On 02/15/17 20:42, Phil Endecott via Boost wrote:
Dear Experts,
I've just been surprised by the behaviour of the interprocess mutex and condition variable on abnormal process termination, i.e. they are not automatically released.
Google tells me that I'm not the first to be surprised by this; there have been previous posts here, stack overflow questions etc.
One often-valid observation is that if a process crashes - or otherwise terminates without executing its destructors - while it holds a lock on a shared data structure then the data is probably now corrupt, so unlocking the mutex that protects it is not very useful. I think there is an important case where that does not apply - when the process that crashes is only reading the shared data. In my case, I had written a "monitor" utility that loops forever, waiting on a shared condition, taking the corresponding mutex, and then dumping the shared data to stdout. I had been running this and stopping it by pressing ctrl-C and it had not occurred to me that this might not work as I expected. My attempt at debugging using this utility was making my problems worse, not better! Modifying this code to run destructors on ctrl-C is non-trivial.
I am aware that the SysV shared semaphore is able to undo on process termination (see SEM_UNDO in man semop), and I had assumed that Boost.Interprocess was using this or something like it. I now see that it is using pthreads, which I didn't even realise could work between processes, and I don't think this API has any way to specify process termination behaviour.
There is a way to handle this case, but this API is not universally supported: http://pubs.opengroup.org/onlinepubs/9699919799/functions/pthread_mutexattr_... If that API is not supported on your platform, you may want to avoid locking the mutex without a timeout (i.e. failing to acquire a mutex for a given time should be considered an indication that the mutex has been abandoned in the locked state).

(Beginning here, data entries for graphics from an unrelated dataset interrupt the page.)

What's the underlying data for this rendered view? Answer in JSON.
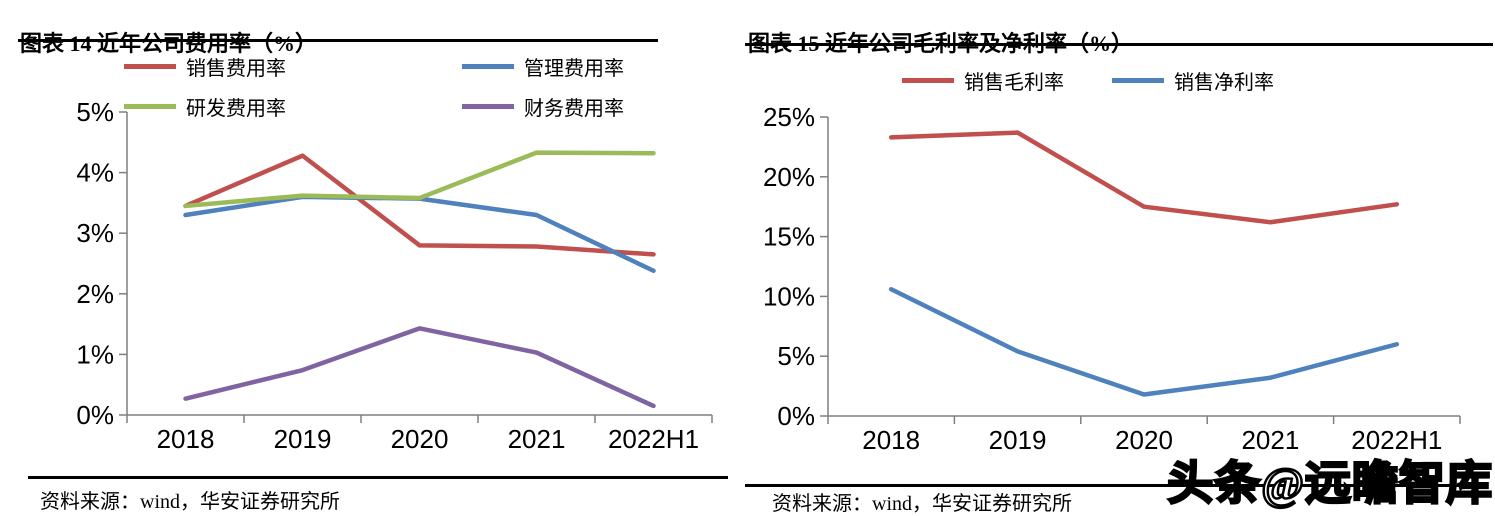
{
  "page": {
    "watermark": "头条@远瞻智库"
  },
  "chart_data": [
    {
      "type": "line",
      "title": "图表 14 近年公司费用率（%）",
      "xlabel": "",
      "ylabel": "",
      "categories": [
        "2018",
        "2019",
        "2020",
        "2021",
        "2022H1"
      ],
      "series": [
        {
          "name": "销售费用率",
          "color": "#C0504D",
          "values": [
            3.45,
            4.28,
            2.8,
            2.78,
            2.65
          ]
        },
        {
          "name": "管理费用率",
          "color": "#4F81BD",
          "values": [
            3.3,
            3.6,
            3.57,
            3.3,
            2.38
          ]
        },
        {
          "name": "研发费用率",
          "color": "#9BBB59",
          "values": [
            3.45,
            3.62,
            3.58,
            4.33,
            4.32
          ]
        },
        {
          "name": "财务费用率",
          "color": "#8064A2",
          "values": [
            0.27,
            0.74,
            1.43,
            1.03,
            0.15
          ]
        }
      ],
      "ylim": [
        0,
        5
      ],
      "ytick_step": 1,
      "ytick_suffix": "%",
      "legend_position": "top",
      "grid": false,
      "source": "资料来源：wind，华安证券研究所"
    },
    {
      "type": "line",
      "title": "图表 15 近年公司毛利率及净利率（%）",
      "xlabel": "",
      "ylabel": "",
      "categories": [
        "2018",
        "2019",
        "2020",
        "2021",
        "2022H1"
      ],
      "series": [
        {
          "name": "销售毛利率",
          "color": "#C0504D",
          "values": [
            23.3,
            23.7,
            17.5,
            16.2,
            17.7
          ]
        },
        {
          "name": "销售净利率",
          "color": "#4F81BD",
          "values": [
            10.6,
            5.4,
            1.8,
            3.2,
            6.0
          ]
        }
      ],
      "ylim": [
        0,
        25
      ],
      "ytick_step": 5,
      "ytick_suffix": "%",
      "legend_position": "top",
      "grid": false,
      "source": "资料来源：wind，华安证券研究所"
    }
  ]
}
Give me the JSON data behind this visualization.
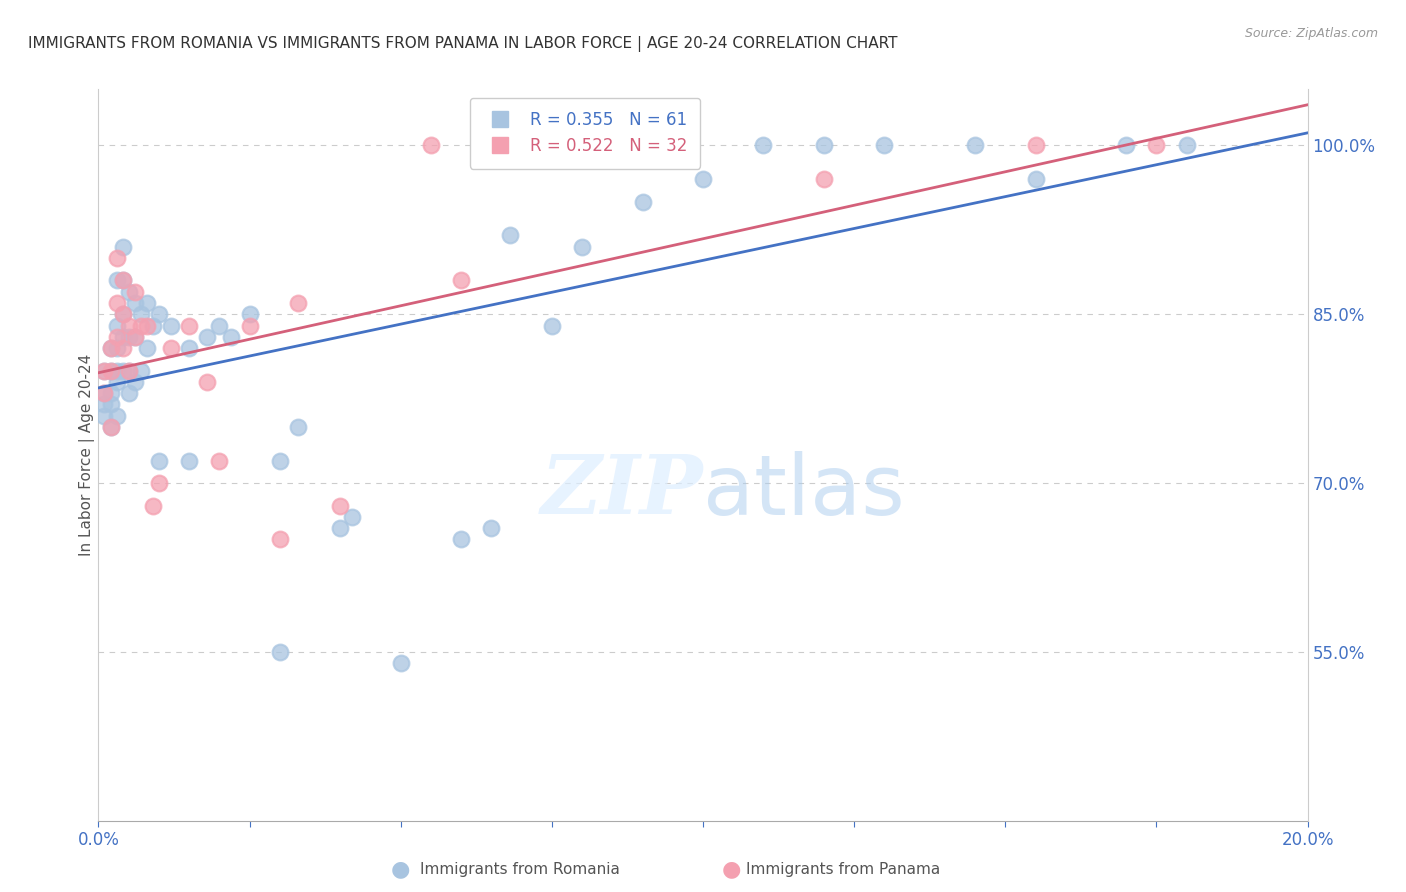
{
  "title": "IMMIGRANTS FROM ROMANIA VS IMMIGRANTS FROM PANAMA IN LABOR FORCE | AGE 20-24 CORRELATION CHART",
  "source": "Source: ZipAtlas.com",
  "ylabel": "In Labor Force | Age 20-24",
  "xlim": [
    0.0,
    0.2
  ],
  "ylim": [
    0.4,
    1.05
  ],
  "right_yticks": [
    0.55,
    0.7,
    0.85,
    1.0
  ],
  "right_yticklabels": [
    "55.0%",
    "70.0%",
    "85.0%",
    "100.0%"
  ],
  "romania_R": 0.355,
  "romania_N": 61,
  "panama_R": 0.522,
  "panama_N": 32,
  "romania_color": "#a8c4e0",
  "panama_color": "#f4a0b0",
  "romania_line_color": "#4472c4",
  "panama_line_color": "#d4607a",
  "background_color": "#ffffff",
  "grid_color": "#cccccc",
  "romania_x": [
    0.001,
    0.001,
    0.001,
    0.001,
    0.002,
    0.002,
    0.002,
    0.002,
    0.002,
    0.003,
    0.003,
    0.003,
    0.003,
    0.003,
    0.003,
    0.004,
    0.004,
    0.004,
    0.004,
    0.004,
    0.005,
    0.005,
    0.005,
    0.005,
    0.006,
    0.006,
    0.006,
    0.007,
    0.007,
    0.008,
    0.008,
    0.009,
    0.01,
    0.01,
    0.012,
    0.015,
    0.015,
    0.018,
    0.02,
    0.022,
    0.025,
    0.03,
    0.03,
    0.033,
    0.04,
    0.042,
    0.05,
    0.06,
    0.065,
    0.068,
    0.075,
    0.08,
    0.09,
    0.1,
    0.11,
    0.12,
    0.13,
    0.145,
    0.155,
    0.17,
    0.18
  ],
  "romania_y": [
    0.76,
    0.77,
    0.78,
    0.8,
    0.75,
    0.77,
    0.78,
    0.8,
    0.82,
    0.76,
    0.79,
    0.8,
    0.82,
    0.84,
    0.88,
    0.8,
    0.83,
    0.85,
    0.88,
    0.91,
    0.78,
    0.8,
    0.83,
    0.87,
    0.79,
    0.83,
    0.86,
    0.8,
    0.85,
    0.82,
    0.86,
    0.84,
    0.72,
    0.85,
    0.84,
    0.72,
    0.82,
    0.83,
    0.84,
    0.83,
    0.85,
    0.55,
    0.72,
    0.75,
    0.66,
    0.67,
    0.54,
    0.65,
    0.66,
    0.92,
    0.84,
    0.91,
    0.95,
    0.97,
    1.0,
    1.0,
    1.0,
    1.0,
    0.97,
    1.0,
    1.0
  ],
  "panama_x": [
    0.001,
    0.001,
    0.002,
    0.002,
    0.002,
    0.003,
    0.003,
    0.003,
    0.004,
    0.004,
    0.004,
    0.005,
    0.005,
    0.006,
    0.006,
    0.007,
    0.008,
    0.009,
    0.01,
    0.012,
    0.015,
    0.018,
    0.02,
    0.025,
    0.03,
    0.033,
    0.04,
    0.055,
    0.06,
    0.12,
    0.155,
    0.175
  ],
  "panama_y": [
    0.78,
    0.8,
    0.75,
    0.8,
    0.82,
    0.83,
    0.86,
    0.9,
    0.82,
    0.85,
    0.88,
    0.8,
    0.84,
    0.83,
    0.87,
    0.84,
    0.84,
    0.68,
    0.7,
    0.82,
    0.84,
    0.79,
    0.72,
    0.84,
    0.65,
    0.86,
    0.68,
    1.0,
    0.88,
    0.97,
    1.0,
    1.0
  ]
}
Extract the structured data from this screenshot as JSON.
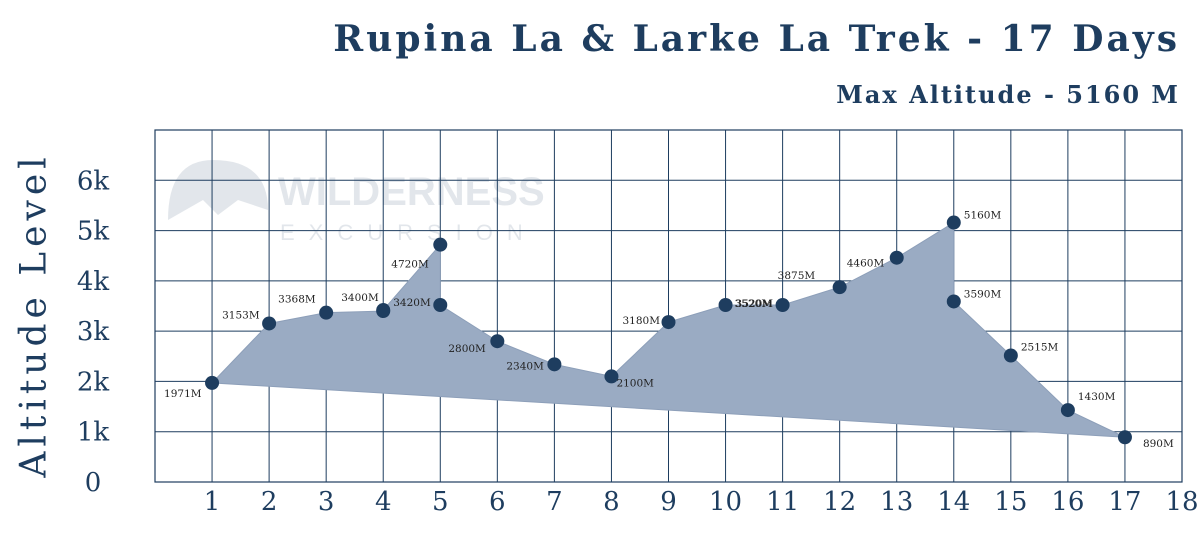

In general, synchronization primitives that reside in shared memory (such as pthread mutexes or Boost.Interprocess mutexes) should be considered vulnerable to (a) corruption and (b) becoming unusable (like, indefinitely locked) because of a user process misbehavior. That is rather obvious considering that such primitives typically do not include any other resources, such as handles to kernel objects or file descriptors and as such "don't exist" for the kernel (consequently, the kernel cannot release them on process termination). Robust mutexes that I referenced above are an exception to that general rule. Named primitives, such as SysV semaphores, are typically more protected because there is at least a file descriptor or something that corresponds to the name and there is usually a limited API to interact with the primitive (i.e. you usually don't have a direct access to the primitive data). There are a number of named synchronization primitives in Boost.Interprocess, although I don't think they provide "auto unlock on process termination" feature.
Anyway, I'd like to suggest that the interprocess docs should make some mention of the behaviour of the synchronisation primitives on process termination, e.g. somewhere near the beginning of http://www.boost.org/doc/libs/1_63_0/doc/html/interprocess/synchronization_m...
I may now try to implement some primitives that use semop() and unlock automatically. I haven't yet looked at what's involved to implement a condition variable on top of a semaphore, so I may not get very far! Has anyone else ever tried this?
If you want (more or less) reliable interprocess synchronization, you will currently have to implement it yourself. There are a number of compromises to make along the way. For instance, pthread robust mutexes API does not quite fit into the traditional C++ mutex API, so one has to improvise. In the absence of robust mutexes, the timeout workaround is not universally applicable, and the timeout itself is, obviously, case-specific. Also, most of these APIs are not fully portable (not between Windows and POSIX-compatible systems, anyway), so you end up with OS-specific branches. I did implement this an a few of my projects. One example is Boost.Log, where I opportunistically use robust mutexes: https://github.com/boostorg/log/blob/develop/src/posix/ipc_sync_wrappers.hpp https://github.com/boostorg/log/blob/develop/src/posix/ipc_reliable_message_... You can see Windows implementation is quite different: https://github.com/boostorg/log/blob/develop/src/windows/ipc_sync_wrappers.h... https://github.com/boostorg/log/blob/develop/src/windows/ipc_sync_wrappers.c... https://github.com/boostorg/log/blob/develop/src/windows/ipc_reliable_messag... The best solution to these problems, however, is to avoid locks altogether and use lock-free algorithms in such a way that any data in the shared memory is valid and can be handled.